Defendants never identified the existence, source, and likely magnitude of confounding factors.  As a result, the plaintiffs’ argument, based in the Reference Manual, that confounding was an unlikely explanation for a very large risk ratio was enthusiastically embraced by the trial court, virtually verbatim from the plaintiffs’ Opposition (at 14):

“Finally, the Court rejects Defendants’ argument that Dr. Ix failed to consider confounding factors. Plaintiffs argued and Defendants did not dispute that, applying the Bradford Hill criteria, Dr. Ix calculated a pooled odds ratio of 11.46 for the five studies examined, which is higher than the 10 to 1 odds ratio of smoking and lung cancer that the Reference Manual on Scientific Evidence deemed to be “so high that it is extremely difficult to imagine any bias or confounding factor that may account for it.” Id. at 376.  Thus, from Dr. Ix’s perspective, the odds ratio was so high that a confounding factor was improbable. Additionally, in his deposition, Dr. Ix acknowledged that the cofactors that have been suggested are difficult to confirm and therefore he did not try to specifically quantify them. (Doc # : 772-20, at 27.) This acknowledgement of cofactors is essentially equivalent to the Agarwal article’s representation that “[t]here may have been unmeasured variables in the studies confounding the relationship between GBCAs and NSF,” cited by Defendants as a representative model for properly considering confounding factors. (See Doc # : 772, at 4-5.)”

Gadolinium at *24.

The real problem is that the defendant’s challenge pointed only to possible, unidentified causal agents.  The smoking/lung cancer analogy, provided by the Reference Manual, was inapposite.  Smoking is indeed a large risk factor for lung cancer, with relative risks over 20.  Although there are other human lung carcinogens, none is consistently in the same order of magnitude (not even asbestos), and as a result, confounding can generally be excluded as an explanation for the large risk ratios seen in smoking studies.  It would be easy to imagine that there are confounders for NSF, especially given that it is relatively recently been identified, and that they might be of the same or greater magnitude as that suggested for the gadolinium contrast media.  The defense, however, failed to identify confounders that actually threatened the validity of any of the individual studies, or of the meta-analysis.

CONCLUSION

The defense hinted at the general unreliability of meta-analysis, with references to References Manual on Scientific Evidence at 381 (2d ed. 2000)(noting problems with meta-analysis), and other, relatively dated papers.  See, e.g., John Bailar, “Assessing Assessments,” 277 Science 529 (1997)(arguing that “problems have been so frequent and so deep, and overstatements of the strength of conclusions so extreme, that one might well conclude there is something seriously and fundamentally wrong with [meta-analysis].”).  The Reference Manual language carried over into the third edition, is out of date, and represents a failing of the new edition.  See The Treatment of Meta-Analysis in the Third Edition of the Reference Manual on Scientific Evidence” (Nov. 14, 2011).

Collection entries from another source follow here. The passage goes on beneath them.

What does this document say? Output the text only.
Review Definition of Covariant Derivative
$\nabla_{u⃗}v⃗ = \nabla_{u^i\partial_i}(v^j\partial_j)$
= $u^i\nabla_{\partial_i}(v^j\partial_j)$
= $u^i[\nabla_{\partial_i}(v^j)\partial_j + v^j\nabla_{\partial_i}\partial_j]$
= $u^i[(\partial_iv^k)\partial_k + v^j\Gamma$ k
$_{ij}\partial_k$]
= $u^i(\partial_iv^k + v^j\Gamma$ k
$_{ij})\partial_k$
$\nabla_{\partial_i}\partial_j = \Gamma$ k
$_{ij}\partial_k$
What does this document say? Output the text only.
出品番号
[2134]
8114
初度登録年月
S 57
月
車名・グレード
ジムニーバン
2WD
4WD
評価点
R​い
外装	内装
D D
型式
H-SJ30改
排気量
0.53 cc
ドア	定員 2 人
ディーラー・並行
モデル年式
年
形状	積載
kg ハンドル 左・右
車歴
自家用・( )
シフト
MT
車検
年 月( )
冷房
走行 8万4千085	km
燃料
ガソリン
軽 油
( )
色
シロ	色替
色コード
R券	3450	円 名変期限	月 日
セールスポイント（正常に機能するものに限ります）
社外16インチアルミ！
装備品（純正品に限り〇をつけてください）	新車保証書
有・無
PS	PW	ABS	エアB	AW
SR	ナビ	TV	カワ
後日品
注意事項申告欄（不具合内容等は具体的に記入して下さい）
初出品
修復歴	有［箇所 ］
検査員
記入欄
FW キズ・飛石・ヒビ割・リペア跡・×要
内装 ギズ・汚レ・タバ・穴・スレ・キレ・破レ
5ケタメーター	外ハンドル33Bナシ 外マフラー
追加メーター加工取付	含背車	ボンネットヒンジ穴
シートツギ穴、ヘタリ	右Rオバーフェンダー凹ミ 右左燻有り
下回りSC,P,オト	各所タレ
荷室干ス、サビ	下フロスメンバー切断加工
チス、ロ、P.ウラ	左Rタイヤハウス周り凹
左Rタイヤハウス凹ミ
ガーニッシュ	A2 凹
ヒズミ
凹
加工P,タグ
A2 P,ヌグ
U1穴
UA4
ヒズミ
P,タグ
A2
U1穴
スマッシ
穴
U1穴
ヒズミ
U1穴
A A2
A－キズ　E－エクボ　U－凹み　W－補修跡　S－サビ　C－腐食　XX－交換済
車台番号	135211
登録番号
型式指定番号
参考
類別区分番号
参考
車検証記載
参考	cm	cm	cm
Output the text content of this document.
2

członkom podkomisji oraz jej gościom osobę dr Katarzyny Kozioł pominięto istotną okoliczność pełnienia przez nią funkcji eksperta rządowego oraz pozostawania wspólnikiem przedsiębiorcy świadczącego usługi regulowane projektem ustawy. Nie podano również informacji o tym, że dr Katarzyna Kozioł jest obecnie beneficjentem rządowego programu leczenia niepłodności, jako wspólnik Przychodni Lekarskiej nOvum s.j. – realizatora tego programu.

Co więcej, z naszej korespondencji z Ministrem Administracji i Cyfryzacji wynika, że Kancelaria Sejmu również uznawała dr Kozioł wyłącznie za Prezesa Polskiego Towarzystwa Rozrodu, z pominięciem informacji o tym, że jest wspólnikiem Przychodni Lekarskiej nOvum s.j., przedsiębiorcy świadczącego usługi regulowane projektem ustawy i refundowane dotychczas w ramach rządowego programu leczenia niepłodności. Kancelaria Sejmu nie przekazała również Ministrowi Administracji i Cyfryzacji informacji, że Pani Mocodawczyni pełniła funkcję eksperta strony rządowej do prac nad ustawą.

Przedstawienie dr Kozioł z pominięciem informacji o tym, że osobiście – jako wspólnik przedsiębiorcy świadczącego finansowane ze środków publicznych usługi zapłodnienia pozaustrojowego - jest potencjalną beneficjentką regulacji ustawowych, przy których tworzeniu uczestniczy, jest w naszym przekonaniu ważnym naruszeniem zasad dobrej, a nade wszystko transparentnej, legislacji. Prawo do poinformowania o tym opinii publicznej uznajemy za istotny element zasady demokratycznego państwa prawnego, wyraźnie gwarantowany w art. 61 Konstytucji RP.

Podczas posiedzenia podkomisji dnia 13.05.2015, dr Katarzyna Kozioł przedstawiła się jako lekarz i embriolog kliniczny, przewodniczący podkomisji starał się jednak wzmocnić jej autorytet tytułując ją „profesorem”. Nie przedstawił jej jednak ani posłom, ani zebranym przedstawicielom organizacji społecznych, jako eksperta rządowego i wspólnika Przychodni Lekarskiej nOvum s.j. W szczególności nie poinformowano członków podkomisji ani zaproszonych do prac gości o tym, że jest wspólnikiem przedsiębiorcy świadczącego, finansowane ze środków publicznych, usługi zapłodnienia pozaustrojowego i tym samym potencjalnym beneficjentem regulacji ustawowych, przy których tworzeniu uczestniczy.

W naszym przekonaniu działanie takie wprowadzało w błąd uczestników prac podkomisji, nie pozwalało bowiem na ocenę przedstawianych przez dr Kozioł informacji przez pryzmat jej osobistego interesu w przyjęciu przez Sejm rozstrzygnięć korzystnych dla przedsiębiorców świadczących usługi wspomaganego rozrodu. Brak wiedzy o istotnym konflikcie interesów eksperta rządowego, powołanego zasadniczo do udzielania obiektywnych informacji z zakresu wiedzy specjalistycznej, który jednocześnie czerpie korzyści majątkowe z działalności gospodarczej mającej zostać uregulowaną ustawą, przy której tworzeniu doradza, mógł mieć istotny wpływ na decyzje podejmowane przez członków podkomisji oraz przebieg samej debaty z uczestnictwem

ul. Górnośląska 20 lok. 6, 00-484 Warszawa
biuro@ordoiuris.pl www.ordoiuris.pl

The plaintiffs came forward with some descriptive statistics of the prevalence of meta-analysis in contemporary biomedical literature.  The defendants gave mostly argument; there is a dearth of citation to defense expert witnesses, affidavits, consensus papers on meta-analysis, textbooks, papers by leading authors, and the like.  The defense challenge suffered from being diffuse and unfocused; it lost persuasiveness by including weak, collateral issues such as claiming that Dr. Ix was opining “only” on a “more likely than not” basis, and that he had not consulted with other experts, and that he had failed to use randomized trial data.  The defense was quick to attack perceived deficiencies, but it did not illustrate how or why the alleged deficiencies threatened the validity of Dr. Ix’s meta-analysis.  Indeed, even when the defense made strong points, such as the exclusion of zero-event cohort studies, it failed to document that such studies existed, and that their inclusion might have made a difference.